We present an inverse analysis framework for the automated identification of a set of 3D and 0D patient-specific parameters based on flow, pressure, and cine cardiac MRI measurements. We propose a novel decomposition of the underlying large, nonlinear, and mixed-dimensional inverse problem into an equivalent set of independently solvable, computationally efficient, and well-posed inverse subproblems. This decomposition is enabled by the availability of measurement data of the coupling quantities and ensures a faster convergence towards a unique minimum. For example, if measurements of the right ventricular and pulmonary arterial pressures and pulmonary flow are available, then the parameters of the pulmonary valve submodel can be identified in a completely decoupled manner from neighboring submodels. It avoids the propagation of identification errors, given that submodels do not rely on computed coupling quantities from neighboring submodels to evaluate their response. With the proposed decomposition, we formulate simple and interpretable objective functions and avoid the convergence of the inverse problem to local minima, which do not satisfy all required similarities between computed and measured target quantities. The inverse subproblems are solved with a L-BFGS optimization algorithm and an adjoint gradient evaluation.
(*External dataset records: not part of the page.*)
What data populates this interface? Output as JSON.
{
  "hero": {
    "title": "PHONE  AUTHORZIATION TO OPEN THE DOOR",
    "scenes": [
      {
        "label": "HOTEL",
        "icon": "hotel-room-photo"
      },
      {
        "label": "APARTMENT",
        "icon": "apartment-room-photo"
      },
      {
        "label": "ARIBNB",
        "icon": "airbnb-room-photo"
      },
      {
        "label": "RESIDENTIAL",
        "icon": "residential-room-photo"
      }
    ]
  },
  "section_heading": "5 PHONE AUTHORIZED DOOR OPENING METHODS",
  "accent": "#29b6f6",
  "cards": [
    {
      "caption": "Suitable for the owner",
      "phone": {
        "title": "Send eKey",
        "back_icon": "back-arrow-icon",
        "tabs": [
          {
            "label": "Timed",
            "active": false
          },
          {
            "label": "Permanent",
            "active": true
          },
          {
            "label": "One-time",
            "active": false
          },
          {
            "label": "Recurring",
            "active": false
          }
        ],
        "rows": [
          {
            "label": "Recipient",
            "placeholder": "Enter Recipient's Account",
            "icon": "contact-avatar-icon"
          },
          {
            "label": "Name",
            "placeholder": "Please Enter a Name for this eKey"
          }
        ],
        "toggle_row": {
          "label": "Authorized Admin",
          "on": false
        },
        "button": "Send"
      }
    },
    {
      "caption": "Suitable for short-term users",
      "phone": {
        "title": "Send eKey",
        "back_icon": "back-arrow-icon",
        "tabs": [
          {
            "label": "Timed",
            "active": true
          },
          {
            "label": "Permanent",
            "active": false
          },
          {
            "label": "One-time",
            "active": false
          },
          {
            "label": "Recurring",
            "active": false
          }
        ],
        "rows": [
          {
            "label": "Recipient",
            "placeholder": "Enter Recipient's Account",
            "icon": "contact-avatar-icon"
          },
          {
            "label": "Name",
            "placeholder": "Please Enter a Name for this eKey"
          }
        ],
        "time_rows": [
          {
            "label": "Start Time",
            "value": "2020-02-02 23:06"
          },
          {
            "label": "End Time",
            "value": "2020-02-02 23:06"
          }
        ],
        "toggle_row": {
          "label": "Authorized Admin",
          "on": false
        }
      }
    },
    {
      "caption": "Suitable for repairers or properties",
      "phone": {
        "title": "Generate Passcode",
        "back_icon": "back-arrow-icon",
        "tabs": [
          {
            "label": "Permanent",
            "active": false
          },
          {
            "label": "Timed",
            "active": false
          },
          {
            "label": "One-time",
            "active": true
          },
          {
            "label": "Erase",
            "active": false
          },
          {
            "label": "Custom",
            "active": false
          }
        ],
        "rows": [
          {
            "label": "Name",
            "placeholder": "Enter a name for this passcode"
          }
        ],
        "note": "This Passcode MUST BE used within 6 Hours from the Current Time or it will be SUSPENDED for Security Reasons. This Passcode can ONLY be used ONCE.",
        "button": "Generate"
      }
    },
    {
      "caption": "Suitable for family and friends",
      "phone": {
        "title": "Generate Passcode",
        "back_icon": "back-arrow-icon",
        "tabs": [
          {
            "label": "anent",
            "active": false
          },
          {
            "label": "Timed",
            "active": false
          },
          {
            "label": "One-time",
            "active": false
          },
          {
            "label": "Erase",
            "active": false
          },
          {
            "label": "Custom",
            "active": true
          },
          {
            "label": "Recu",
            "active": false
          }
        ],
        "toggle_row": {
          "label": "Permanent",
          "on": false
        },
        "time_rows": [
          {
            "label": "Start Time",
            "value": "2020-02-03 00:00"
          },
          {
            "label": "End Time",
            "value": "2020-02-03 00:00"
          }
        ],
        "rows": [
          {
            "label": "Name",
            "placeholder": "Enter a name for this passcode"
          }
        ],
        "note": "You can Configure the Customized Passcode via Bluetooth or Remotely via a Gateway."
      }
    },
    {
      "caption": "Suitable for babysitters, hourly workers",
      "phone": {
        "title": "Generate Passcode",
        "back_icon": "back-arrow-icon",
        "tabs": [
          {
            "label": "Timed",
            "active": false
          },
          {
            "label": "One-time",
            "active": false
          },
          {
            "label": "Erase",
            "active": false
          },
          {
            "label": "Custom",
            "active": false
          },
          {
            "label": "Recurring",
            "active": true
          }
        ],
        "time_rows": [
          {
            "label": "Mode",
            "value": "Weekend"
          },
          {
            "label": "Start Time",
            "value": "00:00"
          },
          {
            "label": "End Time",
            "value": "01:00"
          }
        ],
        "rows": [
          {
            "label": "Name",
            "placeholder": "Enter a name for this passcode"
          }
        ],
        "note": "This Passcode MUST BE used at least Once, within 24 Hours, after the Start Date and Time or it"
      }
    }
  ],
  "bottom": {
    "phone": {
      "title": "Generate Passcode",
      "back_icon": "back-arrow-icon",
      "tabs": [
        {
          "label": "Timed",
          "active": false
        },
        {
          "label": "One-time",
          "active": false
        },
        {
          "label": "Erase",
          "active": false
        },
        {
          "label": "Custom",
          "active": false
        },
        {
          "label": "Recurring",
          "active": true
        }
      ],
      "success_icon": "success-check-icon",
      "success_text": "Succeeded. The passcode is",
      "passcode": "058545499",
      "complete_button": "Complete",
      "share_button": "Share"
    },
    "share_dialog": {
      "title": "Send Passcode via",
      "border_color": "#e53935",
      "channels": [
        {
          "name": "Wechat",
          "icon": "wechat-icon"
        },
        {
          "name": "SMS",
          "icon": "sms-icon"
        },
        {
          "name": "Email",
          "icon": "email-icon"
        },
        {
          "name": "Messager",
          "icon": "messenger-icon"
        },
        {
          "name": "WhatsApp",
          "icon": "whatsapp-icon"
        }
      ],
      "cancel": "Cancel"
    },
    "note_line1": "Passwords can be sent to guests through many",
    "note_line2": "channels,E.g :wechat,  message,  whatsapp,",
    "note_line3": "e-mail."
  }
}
The proposed framework is demonstrated in a clinical case study of an adult repaired Tetralogy of Fallot (ToF) patient with severe pulmonary regurgitation. The identified parameters provide a good agreement between measured and computed flows, pressures, and chamber volumes, ensuring a patient-specific model response. The outcome prediction of an in silico pulmonary valve replacement using the personalized model is physiologically consistent and correlates well with postoperative measurements. To successfully implement the proposed approach, detecting, correcting, or removing inaccurate or inconsistent measurements with the guidance of experienced clinicians is required.

The proposed framework is essential for developing accurate and reliable cardiovascular digital twins and exploiting their predictive capabilities for intervention planning.